Nos commentaires sur ce texte et ces ouvrages

Nous n’avons pas grand-chose à dire sur tout cela. Nous n’avons aucun moyen de vérifier les affirmations de l’auteur du texte de Wikipédia concernant une datation vers 860-862. Très probablement, elles sont confirmées par un texte historique montrant que le « souverain aghlabide Aboul Ibrahim Ahmed Ibn Mohamed Ibn Al Aghlab » a fait construire des citernes à Kairouan. Cependant, il serait douteux de penser que les aménagements hydrauliques que l’on voit là soient ceux construits par le souverain aghlabide. En disant cela, nous ne voulons pas provoquer la contestation mais apporter un raisonnement logique. Ces ouvrages hydrauliques (barrages, aqueducs, bassins, citernes,…) font partie des infrastructures civiles. Nous avons constaté que d’une façon générale, les infrastructures ne sont pas des ouvrages statiques. Elles évoluent au cours du temps. Donnons un exemple : le canal des deux mers qui relie l’Atlantique à la Méditerranée a été construit vers la fin du XVIIe siècle grâce à Paul Riquet. S'il revenait voir son œuvre, il ne la reconnaîtrait pas, car dans les siècles qui ont suivi, la compagnie du Canal du Midi qui a pris en charge la gestion de ce canal l’a approfondi et élargi, a planté des arbres en bordure, construit des ponts et autres ouvrages d’art, creusé des ports fluviaux. Un changement complet qui s’est effectué en seulement trois siècles. Dans le cas présent, il est question de onze siècles.

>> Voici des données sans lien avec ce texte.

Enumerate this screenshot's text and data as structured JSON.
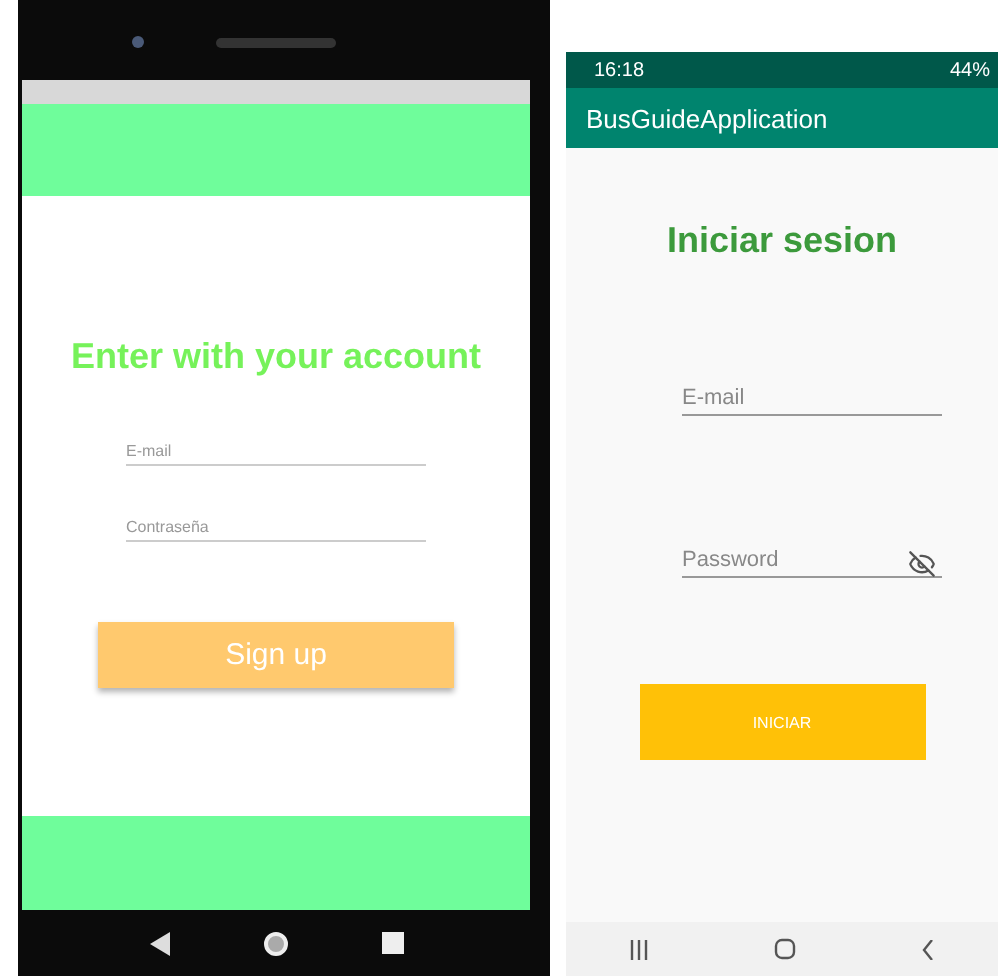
{
  "left_screen": {
    "title": "Enter with your account",
    "fields": [
      {
        "placeholder": "E-mail"
      },
      {
        "placeholder": "Contraseña"
      }
    ],
    "button": "Sign up"
  },
  "right_screen": {
    "status_bar": {
      "time": "16:18",
      "battery": "44%"
    },
    "app_bar": {
      "title": "BusGuideApplication"
    },
    "title": "Iniciar sesion",
    "fields": [
      {
        "placeholder": "E-mail",
        "kind": "text"
      },
      {
        "placeholder": "Password",
        "kind": "password"
      }
    ],
    "button": "INICIAR"
  }
}
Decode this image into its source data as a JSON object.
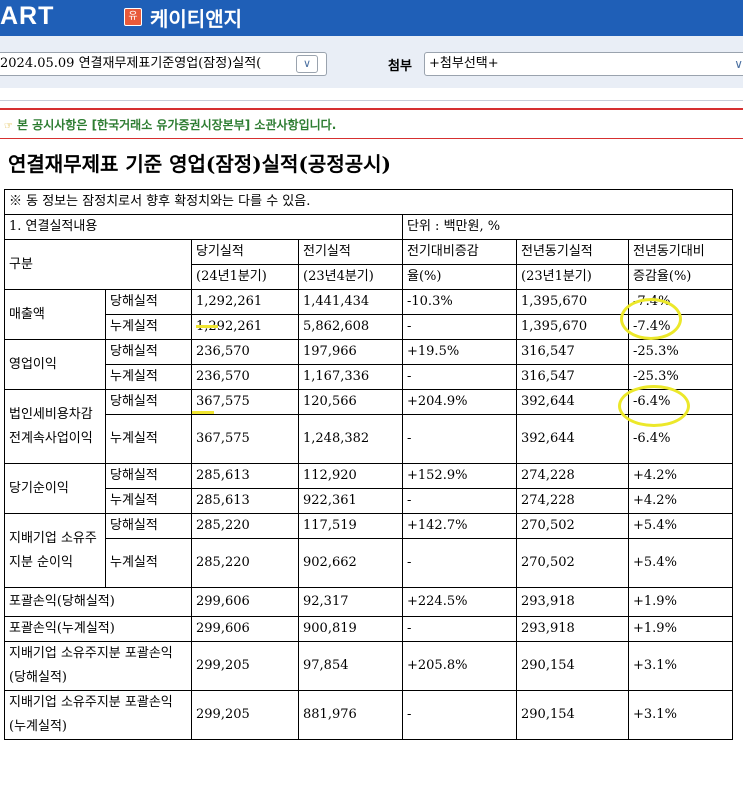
{
  "header": {
    "logo_text": "ART",
    "corp_badge": "유",
    "corp_name": "케이티앤지"
  },
  "toolbar": {
    "report_select_value": "2024.05.09  연결재무제표기준영업(잠정)실적(",
    "attach_label": "첨부",
    "attach_select_value": "+첨부선택+"
  },
  "notice": {
    "text": "본 공시사항은 [한국거래소 유가증권시장본부] 소관사항입니다."
  },
  "report": {
    "title": "연결재무제표 기준 영업(잠정)실적(공정공시)",
    "note": "※ 동 정보는 잠정치로서 향후 확정치와는 다를 수 있음.",
    "section": "1. 연결실적내용",
    "unit": "단위 : 백만원, %",
    "headers": {
      "category": "구분",
      "current": "당기실적",
      "current_period": "(24년1분기)",
      "previous": "전기실적",
      "previous_period": "(23년4분기)",
      "qoq": "전기대비증감",
      "qoq_unit": "율(%)",
      "yoy_actual": "전년동기실적",
      "yoy_period": "(23년1분기)",
      "yoy": "전년동기대비",
      "yoy_unit": "증감율(%)"
    },
    "groups": [
      {
        "label": "매출액",
        "rows": [
          {
            "sub": "당해실적",
            "cur": "1,292,261",
            "prev": "1,441,434",
            "qoq": "-10.3%",
            "yoyv": "1,395,670",
            "yoy": "-7.4%"
          },
          {
            "sub": "누계실적",
            "cur": "1,292,261",
            "prev": "5,862,608",
            "qoq": "-",
            "yoyv": "1,395,670",
            "yoy": "-7.4%"
          }
        ]
      },
      {
        "label": "영업이익",
        "rows": [
          {
            "sub": "당해실적",
            "cur": "236,570",
            "prev": "197,966",
            "qoq": "+19.5%",
            "yoyv": "316,547",
            "yoy": "-25.3%"
          },
          {
            "sub": "누계실적",
            "cur": "236,570",
            "prev": "1,167,336",
            "qoq": "-",
            "yoyv": "316,547",
            "yoy": "-25.3%"
          }
        ]
      },
      {
        "label": "법인세비용차감전계속사업이익",
        "rows": [
          {
            "sub": "당해실적",
            "cur": "367,575",
            "prev": "120,566",
            "qoq": "+204.9%",
            "yoyv": "392,644",
            "yoy": "-6.4%"
          },
          {
            "sub": "누계실적",
            "cur": "367,575",
            "prev": "1,248,382",
            "qoq": "-",
            "yoyv": "392,644",
            "yoy": "-6.4%"
          }
        ]
      },
      {
        "label": "당기순이익",
        "rows": [
          {
            "sub": "당해실적",
            "cur": "285,613",
            "prev": "112,920",
            "qoq": "+152.9%",
            "yoyv": "274,228",
            "yoy": "+4.2%"
          },
          {
            "sub": "누계실적",
            "cur": "285,613",
            "prev": "922,361",
            "qoq": "-",
            "yoyv": "274,228",
            "yoy": "+4.2%"
          }
        ]
      },
      {
        "label": "지배기업 소유주지분 순이익",
        "rows": [
          {
            "sub": "당해실적",
            "cur": "285,220",
            "prev": "117,519",
            "qoq": "+142.7%",
            "yoyv": "270,502",
            "yoy": "+5.4%"
          },
          {
            "sub": "누계실적",
            "cur": "285,220",
            "prev": "902,662",
            "qoq": "-",
            "yoyv": "270,502",
            "yoy": "+5.4%"
          }
        ]
      }
    ],
    "singles": [
      {
        "label": "포괄손익(당해실적)",
        "cur": "299,606",
        "prev": "92,317",
        "qoq": "+224.5%",
        "yoyv": "293,918",
        "yoy": "+1.9%"
      },
      {
        "label": "포괄손익(누계실적)",
        "cur": "299,606",
        "prev": "900,819",
        "qoq": "-",
        "yoyv": "293,918",
        "yoy": "+1.9%"
      },
      {
        "label": "지배기업 소유주지분 포괄손익(당해실적)",
        "cur": "299,205",
        "prev": "97,854",
        "qoq": "+205.8%",
        "yoyv": "290,154",
        "yoy": "+3.1%"
      },
      {
        "label": "지배기업 소유주지분 포괄손익(누계실적)",
        "cur": "299,205",
        "prev": "881,976",
        "qoq": "-",
        "yoyv": "290,154",
        "yoy": "+3.1%"
      }
    ]
  },
  "annotation_colors": {
    "highlight": "#f0e530"
  }
}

Remarque importante : il peut sembler inutile, voire contre-productif, que nous nous soyons intéressés à ces citernes. Celles-ci, tout comme les barrages et les aqueducs, semblent être moins apparentes ou moins monumentales dans l’Antiquité que dans les périodes qui ont suivi. Il est possible qu'à partir du VIe ou VIIe siècle, il y ait eu des périodes plus chaudes (un réchauffement climatique) et une désertification de l’Ouest de la Tunisie qui auraient nécessité la réalisation de grands travaux d’irrigation. Nous envisageons d’étudier cela après avoir étudié les monuments d’Afrique du Nord.

Datation envisagée pour les bassins des Aghlabides à Kairouan : an 850 avec un écart de 50 ans.